The Society was formed in 1960. A logo was developed at that time that includes an image of the State of Arkansas, an arrowhead, a shovel, a notebook and a quill pen. This logo was typical of the time and has served the organization well. Later, it was modified, adding the words “Arkansas Archeological Society” around the original logo to clarify the meaning of “AAS.” Many organizations have similar logos, using images like artifacts and shovels or the outline of a state as part of the design, and a circular border.

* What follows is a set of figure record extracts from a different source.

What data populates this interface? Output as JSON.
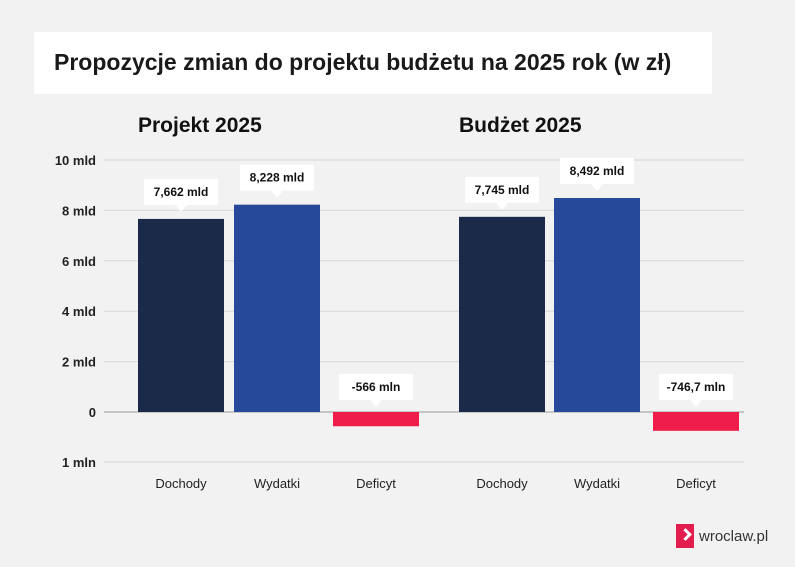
{
  "title": "Propozycje zmian do projektu budżetu na 2025 rok (w zł)",
  "logo_text": "wroclaw.pl",
  "chart_data": {
    "type": "bar",
    "title": "Propozycje zmian do projektu budżetu na 2025 rok (w zł)",
    "ylim": [
      -1,
      10
    ],
    "y_ticks": [
      {
        "value": 10,
        "label": "10 mld"
      },
      {
        "value": 8,
        "label": "8 mld"
      },
      {
        "value": 6,
        "label": "6 mld"
      },
      {
        "value": 4,
        "label": "4 mld"
      },
      {
        "value": 2,
        "label": "2 mld"
      },
      {
        "value": 0,
        "label": "0"
      },
      {
        "value": -1,
        "label": "1 mln"
      }
    ],
    "grid": true,
    "groups": [
      {
        "name": "Projekt 2025",
        "categories": [
          "Dochody",
          "Wydatki",
          "Deficyt"
        ],
        "values": [
          7.662,
          8.228,
          -0.566
        ],
        "labels": [
          "7,662 mld",
          "8,228 mld",
          "-566 mln"
        ],
        "colors": [
          "#1c2a4a",
          "#264a99",
          "#ee1d4a"
        ]
      },
      {
        "name": "Budżet 2025",
        "categories": [
          "Dochody",
          "Wydatki",
          "Deficyt"
        ],
        "values": [
          7.745,
          8.492,
          -0.7467
        ],
        "labels": [
          "7,745 mld",
          "8,492 mld",
          "-746,7 mln"
        ],
        "colors": [
          "#1c2a4a",
          "#264a99",
          "#ee1d4a"
        ]
      }
    ]
  }
}
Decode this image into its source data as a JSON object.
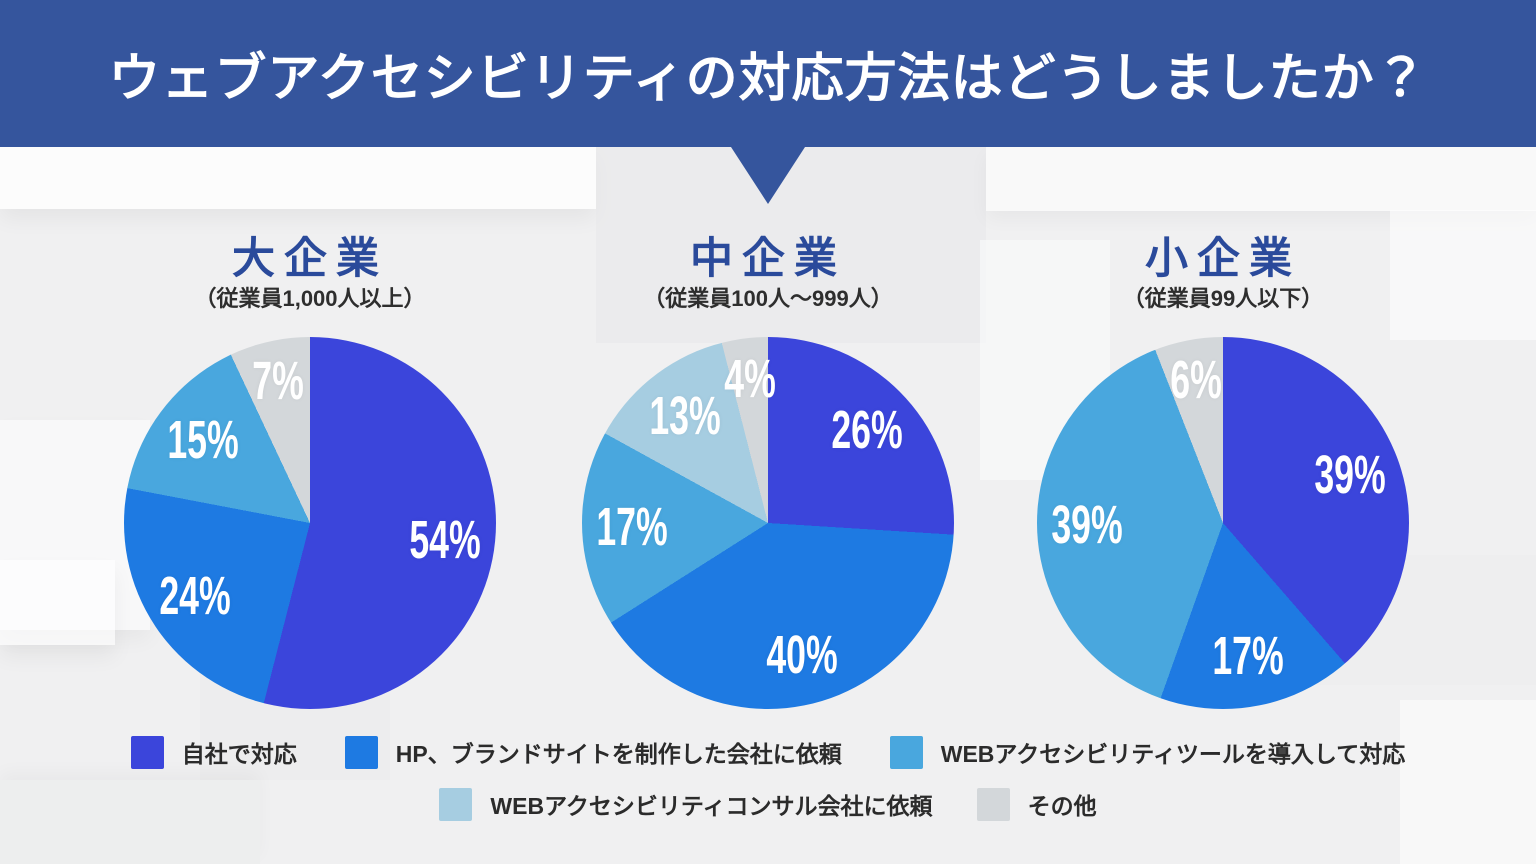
{
  "banner": {
    "title": "ウェブアクセシビリティの対応方法はどうしましたか？"
  },
  "palette": {
    "self": "#3B45DB",
    "agency": "#1E7AE2",
    "tool": "#49A7DE",
    "consultant": "#A6CDE1",
    "other": "#D3D7DA",
    "banner_bg": "#35559D",
    "banner_text": "#FFFFFF",
    "heading_text": "#2A4A9B",
    "subtitle_text": "#2E2E2E",
    "slice_label_text": "#FFFFFF",
    "legend_text": "#2B2B2B",
    "page_bg": "#F0F0F1"
  },
  "chart_data": [
    {
      "type": "pie",
      "title": "大企業",
      "subtitle": "（従業員1,000人以上）",
      "unit": "%",
      "direction": "clockwise",
      "start_angle_deg": 0,
      "legend_position": "bottom",
      "slices": [
        {
          "label": "自社で対応",
          "value": 54,
          "color_key": "self"
        },
        {
          "label": "HP、ブランドサイトを制作した会社に依頼",
          "value": 24,
          "color_key": "agency"
        },
        {
          "label": "WEBアクセシビリティツールを導入して対応",
          "value": 15,
          "color_key": "tool"
        },
        {
          "label": "その他",
          "value": 7,
          "color_key": "other"
        }
      ]
    },
    {
      "type": "pie",
      "title": "中企業",
      "subtitle": "（従業員100人～999人）",
      "unit": "%",
      "direction": "clockwise",
      "start_angle_deg": 0,
      "legend_position": "bottom",
      "slices": [
        {
          "label": "自社で対応",
          "value": 26,
          "color_key": "self"
        },
        {
          "label": "HP、ブランドサイトを制作した会社に依頼",
          "value": 40,
          "color_key": "agency"
        },
        {
          "label": "WEBアクセシビリティツールを導入して対応",
          "value": 17,
          "color_key": "tool"
        },
        {
          "label": "WEBアクセシビリティコンサル会社に依頼",
          "value": 13,
          "color_key": "consultant"
        },
        {
          "label": "その他",
          "value": 4,
          "color_key": "other"
        }
      ]
    },
    {
      "type": "pie",
      "title": "小企業",
      "subtitle": "（従業員99人以下）",
      "unit": "%",
      "direction": "clockwise",
      "start_angle_deg": 0,
      "legend_position": "bottom",
      "slices": [
        {
          "label": "自社で対応",
          "value": 39,
          "color_key": "self"
        },
        {
          "label": "HP、ブランドサイトを制作した会社に依頼",
          "value": 17,
          "color_key": "agency"
        },
        {
          "label": "WEBアクセシビリティツールを導入して対応",
          "value": 39,
          "color_key": "tool"
        },
        {
          "label": "その他",
          "value": 6,
          "color_key": "other"
        }
      ]
    }
  ],
  "legend": {
    "rows": [
      [
        {
          "label": "自社で対応",
          "color_key": "self"
        },
        {
          "label": "HP、ブランドサイトを制作した会社に依頼",
          "color_key": "agency"
        },
        {
          "label": "WEBアクセシビリティツールを導入して対応",
          "color_key": "tool"
        }
      ],
      [
        {
          "label": "WEBアクセシビリティコンサル会社に依頼",
          "color_key": "consultant"
        },
        {
          "label": "その他",
          "color_key": "other"
        }
      ]
    ]
  }
}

Older Logo                   Old logo

Original Society logo                                                                                     Second Society logo

As archeology moves into the 21st Century, the Executive Committee of the Arkansas Archeological Society decided it was time to develop a new, unique logo that is graphic, meaningful, and will withstand the test of time. Many ideas for the main image were suggested and hashed out. The committee searched for an image associated with Arkansas history (or that had some Arkansas connection). The goal was to find something that could not be confused with any other organization or company inside or outside of Arkansas. Several ideas were brought up for images from across the state, including the idea of using an image from Native American rock art. Rock art offers a variety of images to choose from. After much deliberation, the Executive Committee selected the double nested diamond motif. This motif comes from site 3CN20 located near Morrilton. It is one of several geometric motifs used in pictographs and petroglyphs on bluff faces, cave walls, and large boulders by some of the first Arkansans.

Rock art logo

New logo inspiration

Geometric shapes offer clean lines and have simple, recognizable forms. Several of the Executive Committee members tried their hands at coming up with a rendition of the double nested diamond motif, which was then sent to a graphic designer to refine and add texture reminiscent of stone and paint.

New logo

New Society logo

Geometric shapes can hold a variety of meanings according to the culture or individual viewing or using the shapes. We do not know exactly what the Indians who created this image intended it to mean, but we can respect it as an artistic symbol created by people who inhabited this land in previous centuries and whose material culture we often work to study and preserve. For the Society, diamonds also provide other connections with Arkansas. Before Arkansas was “The Natural State,” it was “The Diamond State.” A diamond is still visible on some Arkansas license plates and is the dominant shape on Arkansas’s state flag. The double nested diamonds can also symbolize the organization itself and the unique relationship the Society has with the Arkansas Archeological Survey. For example, looking at the top diamond, the outer diamond might be the Society, the middle diamond the Survey and the center diamond the individual. Moving to the bottom diamond, the outer diamond would be the Survey, the middle diamond the Society and the center diamond, again, the individual. Thus, the image can symbolize the closeness with which the two organizations work together, relying on the individual members of both groups to achieve common goals of protecting and preserving sites, conducting proper research, and sharing information with the citizens of Arkansas. The font used to complete the new design was selected for its nice lines and curves and for the dots on the “i” that have a slight diamond shape. The structure of the logo retains the traditional “AAS.”


These are the reasons that the Executive Committee selected the double nested diamond for the new Arkansas Archeological Society logo. Members of the Society nationwide and the citizens of Arkansas will begin seeing this logo used on all aspects of the Society’s activities and publications. The Executive Committee has worked very hard on this new identity and hopes that members and other interested individuals will support this change.